This is a follow-up posting to our prior Supply Chain Matters commentary in early April noting that continued labor unrest among China’s manufacturing sector has far-reaching implications. In that commentary we pointed to an ongoing labor strike involving one of the largest footwear manufacturers’s in China that was producing products for Adidas and Nike, among other footwear brands. Workers at certain facilities of shoe manufacturer Yue Yuen Industrial, located in southern China have walked off the job in a dispute over social insurance payments tied to overall wage rates, which are governed by labor law. Yue Yuen employs upwards of 40,000 employees at its facilities located in Dongguan. In our initial commentary, we observed that with labor unrest becoming more prevalent across China’s major manufacturer’s, and as disputes move beyond just wages to broader social responsibility issues, the fallout for supply to larger customers vs. the not as influential customers was an area for supply management teams to be aware of.

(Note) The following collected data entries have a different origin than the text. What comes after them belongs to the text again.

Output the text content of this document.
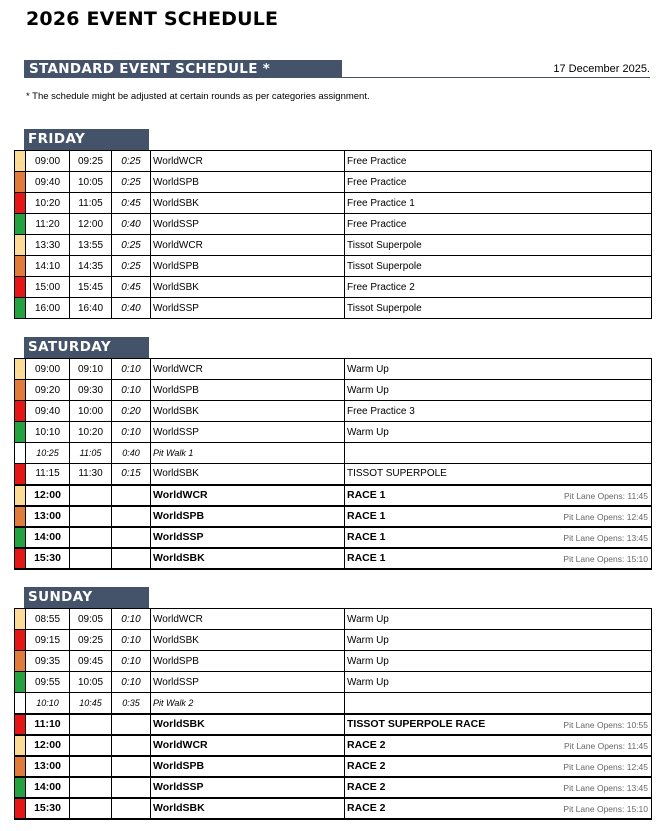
2026 EVENT SCHEDULE
STANDARD EVENT SCHEDULE *	17 December 2025.
* The schedule might be adjusted at certain rounds as per categories assignment.
FRIDAY
	09:00	09:25	0:25	WorldWCR	Free Practice
	09:40	10:05	0:25	WorldSPB	Free Practice
	10:20	11:05	0:45	WorldSBK	Free Practice 1
	11:20	12:00	0:40	WorldSSP	Free Practice
	13:30	13:55	0:25	WorldWCR	Tissot Superpole
	14:10	14:35	0:25	WorldSPB	Tissot Superpole
	15:00	15:45	0:45	WorldSBK	Free Practice 2
	16:00	16:40	0:40	WorldSSP	Tissot Superpole
SATURDAY
	09:00	09:10	0:10	WorldWCR	Warm Up
	09:20	09:30	0:10	WorldSPB	Warm Up
	09:40	10:00	0:20	WorldSBK	Free Practice 3
	10:10	10:20	0:10	WorldSSP	Warm Up
	10:25	11:05	0:40	Pit Walk 1	
	11:15	11:30	0:15	WorldSBK	TISSOT SUPERPOLE
	12:00			WorldWCR	RACE 1 Pit Lane Opens: 11:45

	13:00			WorldSPB	RACE 1 Pit Lane Opens: 12:45

	14:00			WorldSSP	RACE 1 Pit Lane Opens: 13:45

	15:30			WorldSBK	RACE 1 Pit Lane Opens: 15:10
SUNDAY
	08:55	09:05	0:10	WorldWCR	Warm Up
	09:15	09:25	0:10	WorldSBK	Warm Up
	09:35	09:45	0:10	WorldSPB	Warm Up
	09:55	10:05	0:10	WorldSSP	Warm Up
	10:10	10:45	0:35	Pit Walk 2	
	11:10			WorldSBK	TISSOT SUPERPOLE RACE Pit Lane Opens: 10:55

	12:00			WorldWCR	RACE 2 Pit Lane Opens: 11:45

	13:00			WorldSPB	RACE 2 Pit Lane Opens: 12:45

	14:00			WorldSSP	RACE 2 Pit Lane Opens: 13:45

	15:30			WorldSBK	RACE 2 Pit Lane Opens: 15:10
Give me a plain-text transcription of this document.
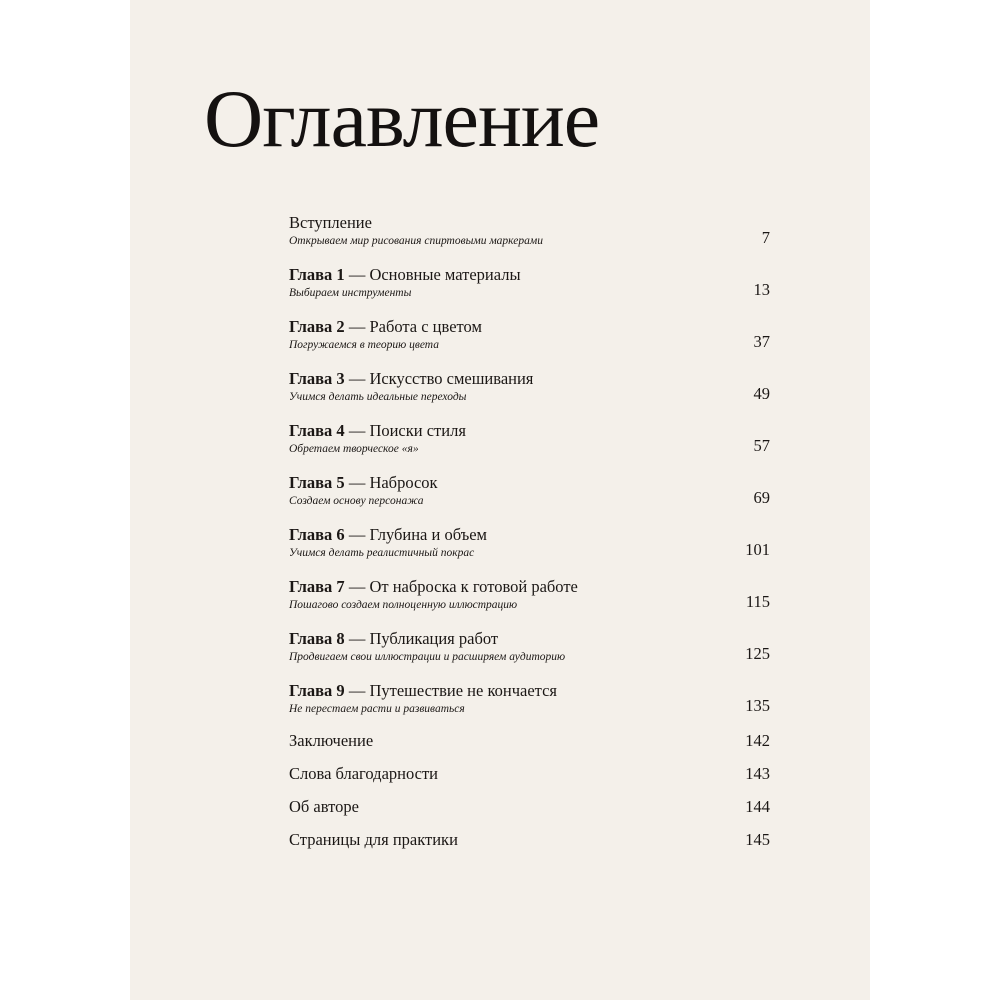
Оглавление
Вступление
Открываем мир рисования спиртовыми маркерами	7
Глава 1 — Основные материалы
Выбираем инструменты	13
Глава 2 — Работа с цветом
Погружаемся в теорию цвета	37
Глава 3 — Искусство смешивания
Учимся делать идеальные переходы	49
Глава 4 — Поиски стиля
Обретаем творческое «я»	57
Глава 5 — Набросок
Создаем основу персонажа	69
Глава 6 — Глубина и объем
Учимся делать реалистичный покрас	101
Глава 7 — От наброска к готовой работе
Пошагово создаем полноценную иллюстрацию	115
Глава 8 — Публикация работ
Продвигаем свои иллюстрации и расширяем аудиторию	125
Глава 9 — Путешествие не кончается
Не перестаем расти и развиваться	135
Заключение	142
Слова благодарности	143
Об авторе	144
Страницы для практики	145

Yesterday, a published Reuters report indicates that while the bulk of the previously reported 10,000 striking workers at Yue Yuen Industrial have now returned to work, the CEO of Nike has weighed-in on the labor unrest involving his firm’s supply, and that Nike was considering shifting its production to other suppliers. Nike CEO Mark Parker indicated to Reuters that the company was in “close contact” with Yue Yuan officials and its workforce to determine if labor conditions violate Nike’s own workplace standards and that his company has yet to take a position. Nike’s supplier code of conduct includes a clause protecting both legally required compensation and benefits. He further indicated that Nike has a diverse supply base within China that makes it possible to easily shift production requirements.

Think for a moment on the significance of the CEO of your company articulating a position on supply management and supplier social responsibility strategies in two sentences.

The Financial Times additionally reported this week that Chinese police have charged a labor activist with creating a public disturbance by utilizing social media to publicize Yue Yuen worker grievances, but have since released the man. According to FT, following the 10 days of protests, the Dongguan provincial authorities began backing the protesting workers who had claimed that the Chinese footwear supplier had failed to pay pension contributions required by Chinese labor law.

There remain two shifting forces concerning production suppliers within China. One relates to a new wave of worker activism focused not only on wages, but on expected benefits. Another is one that has also existed among supply forces, when large and influential customers are impacted by significant supply disruptions. Larger customers have the influence to both enforce existing supply contracts as well as supplier social responsibility actions.  The flip side of that is that other customers being serviced by particular China based suppliers will have to be responsive to the effects of these ongoing dynamics.  Not every customer has the influence and clout of Adidas or Nike.